13. The system of claim 12, wherein the server group comprises a distributed system with a set of servers that services application requests for a set of client devices.
14. The system of claim 13, wherein the determination module determines that the set of in-flight requests exceeds the predetermined threshold for the server group by:
detecting a total current capacity of the set of servers; and
determining that an expected capacity to execute the set of in-flight requests exceeds the total current capacity of the set of servers.
15. The system of claim 13, wherein the detection module detects the set of in-flight requests for the application by receiving, at an application programming interface of the server group, at least one application request from an application programming interface of a client device in the set of client devices.
16. The system of claim 15, wherein the prioritization module comprises a concurrency limiter that determines a concurrency limit for executing application requests by the application programming interface of the server group.

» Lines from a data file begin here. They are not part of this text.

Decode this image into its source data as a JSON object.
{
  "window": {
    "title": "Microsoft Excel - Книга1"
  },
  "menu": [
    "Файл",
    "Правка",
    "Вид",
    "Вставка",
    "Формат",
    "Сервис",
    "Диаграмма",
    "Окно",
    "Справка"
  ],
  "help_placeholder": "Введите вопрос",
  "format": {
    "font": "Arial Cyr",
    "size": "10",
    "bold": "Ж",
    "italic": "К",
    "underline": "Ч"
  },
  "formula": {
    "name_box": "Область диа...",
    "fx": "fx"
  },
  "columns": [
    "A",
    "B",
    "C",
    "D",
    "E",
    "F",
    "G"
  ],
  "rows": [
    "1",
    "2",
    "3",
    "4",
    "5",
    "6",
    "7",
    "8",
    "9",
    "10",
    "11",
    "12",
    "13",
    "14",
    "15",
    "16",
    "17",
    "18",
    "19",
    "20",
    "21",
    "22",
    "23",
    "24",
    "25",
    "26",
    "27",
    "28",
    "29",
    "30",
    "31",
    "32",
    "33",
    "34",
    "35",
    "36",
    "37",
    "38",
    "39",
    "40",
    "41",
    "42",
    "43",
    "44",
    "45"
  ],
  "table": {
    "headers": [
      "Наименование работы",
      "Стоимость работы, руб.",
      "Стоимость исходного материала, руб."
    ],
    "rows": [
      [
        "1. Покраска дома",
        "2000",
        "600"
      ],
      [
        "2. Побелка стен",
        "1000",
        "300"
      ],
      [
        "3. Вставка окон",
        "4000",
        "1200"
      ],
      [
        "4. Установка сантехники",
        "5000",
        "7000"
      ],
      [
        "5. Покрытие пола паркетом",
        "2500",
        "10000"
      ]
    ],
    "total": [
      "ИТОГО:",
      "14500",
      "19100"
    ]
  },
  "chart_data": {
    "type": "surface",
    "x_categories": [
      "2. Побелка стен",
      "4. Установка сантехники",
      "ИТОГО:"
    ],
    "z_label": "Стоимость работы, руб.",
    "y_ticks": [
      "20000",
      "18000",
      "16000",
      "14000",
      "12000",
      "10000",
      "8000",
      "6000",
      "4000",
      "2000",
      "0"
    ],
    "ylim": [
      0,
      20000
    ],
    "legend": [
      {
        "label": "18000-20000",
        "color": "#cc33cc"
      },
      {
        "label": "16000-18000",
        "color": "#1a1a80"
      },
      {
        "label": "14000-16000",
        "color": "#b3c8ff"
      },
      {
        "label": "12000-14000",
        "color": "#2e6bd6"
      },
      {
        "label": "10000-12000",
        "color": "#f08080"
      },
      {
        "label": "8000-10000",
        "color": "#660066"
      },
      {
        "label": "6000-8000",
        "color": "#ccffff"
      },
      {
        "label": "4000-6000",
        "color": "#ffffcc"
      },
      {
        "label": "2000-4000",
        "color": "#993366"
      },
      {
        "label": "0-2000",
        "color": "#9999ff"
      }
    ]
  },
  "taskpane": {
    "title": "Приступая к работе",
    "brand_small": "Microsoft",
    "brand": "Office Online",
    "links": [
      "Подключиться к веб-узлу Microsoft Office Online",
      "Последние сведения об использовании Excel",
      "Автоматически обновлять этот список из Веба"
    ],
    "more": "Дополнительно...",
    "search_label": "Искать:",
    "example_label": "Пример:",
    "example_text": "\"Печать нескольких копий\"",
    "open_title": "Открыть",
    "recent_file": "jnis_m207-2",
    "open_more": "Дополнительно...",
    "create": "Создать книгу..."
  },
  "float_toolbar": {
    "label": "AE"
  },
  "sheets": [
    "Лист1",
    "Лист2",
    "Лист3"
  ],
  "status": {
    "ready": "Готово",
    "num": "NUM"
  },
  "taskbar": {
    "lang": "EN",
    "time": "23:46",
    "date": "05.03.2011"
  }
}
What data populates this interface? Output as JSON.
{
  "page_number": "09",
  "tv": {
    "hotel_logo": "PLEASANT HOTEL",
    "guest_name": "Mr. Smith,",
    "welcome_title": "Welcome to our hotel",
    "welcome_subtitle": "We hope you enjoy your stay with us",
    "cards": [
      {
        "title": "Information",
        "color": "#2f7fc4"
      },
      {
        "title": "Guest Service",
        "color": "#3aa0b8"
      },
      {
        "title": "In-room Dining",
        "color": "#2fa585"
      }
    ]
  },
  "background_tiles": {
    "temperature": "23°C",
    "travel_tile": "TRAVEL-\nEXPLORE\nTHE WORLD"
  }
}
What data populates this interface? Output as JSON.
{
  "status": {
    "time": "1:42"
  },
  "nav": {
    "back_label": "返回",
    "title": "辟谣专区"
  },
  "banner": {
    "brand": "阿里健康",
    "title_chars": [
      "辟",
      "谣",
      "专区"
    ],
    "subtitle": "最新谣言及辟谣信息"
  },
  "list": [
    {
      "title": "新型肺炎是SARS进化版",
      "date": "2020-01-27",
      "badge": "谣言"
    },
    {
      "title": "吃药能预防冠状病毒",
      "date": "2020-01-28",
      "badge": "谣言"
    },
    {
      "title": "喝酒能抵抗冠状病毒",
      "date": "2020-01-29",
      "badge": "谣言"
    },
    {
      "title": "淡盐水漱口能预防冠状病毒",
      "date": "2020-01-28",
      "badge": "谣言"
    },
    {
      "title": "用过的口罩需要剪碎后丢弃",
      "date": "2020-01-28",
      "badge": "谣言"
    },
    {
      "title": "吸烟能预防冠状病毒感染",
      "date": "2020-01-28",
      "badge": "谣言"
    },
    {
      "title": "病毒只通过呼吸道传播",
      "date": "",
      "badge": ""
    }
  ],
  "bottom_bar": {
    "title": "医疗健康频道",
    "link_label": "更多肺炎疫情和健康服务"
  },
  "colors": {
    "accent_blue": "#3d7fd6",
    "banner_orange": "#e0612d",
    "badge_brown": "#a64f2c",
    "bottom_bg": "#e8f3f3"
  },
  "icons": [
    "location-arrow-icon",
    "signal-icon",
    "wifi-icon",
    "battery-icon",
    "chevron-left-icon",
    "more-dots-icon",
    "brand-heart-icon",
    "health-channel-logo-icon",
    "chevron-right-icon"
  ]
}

17. The system of claim 16, wherein the prioritization module prioritizes the first type of request over the second type of request in response to the application programming interface of the server group reaching the concurrency limit.
18. The system of claim 12, wherein the load-shedding process comprises a process to:
select at least one request of the second type of request; and
drop the request.
19. The system of claim 12, wherein:
the identification module further identifies a third type of request and a fourth type of request in the set of in-flight requests; and
the prioritization module further prioritizes, by performing the load-shedding process for the server group, the third type of request over the fourth type of request.
20. A computer-readable medium comprising one or more computer-executable instructions that, when executed by at least one processor of a computing device, cause the computing device to:
detect, by the computing device of a server group, a set of in-flight requests for an application;
determine, by the computing device, that the set of in-flight requests exceeds a predetermined threshold for the server group;
identify, by the computing device, a first type of request and a second type of request in the set of in-flight requests;
prioritize, by performing a load-shedding process for the server group, the first type of request over the second type of request; and
execute a remaining set of requests of the set of in-flight requests for the application.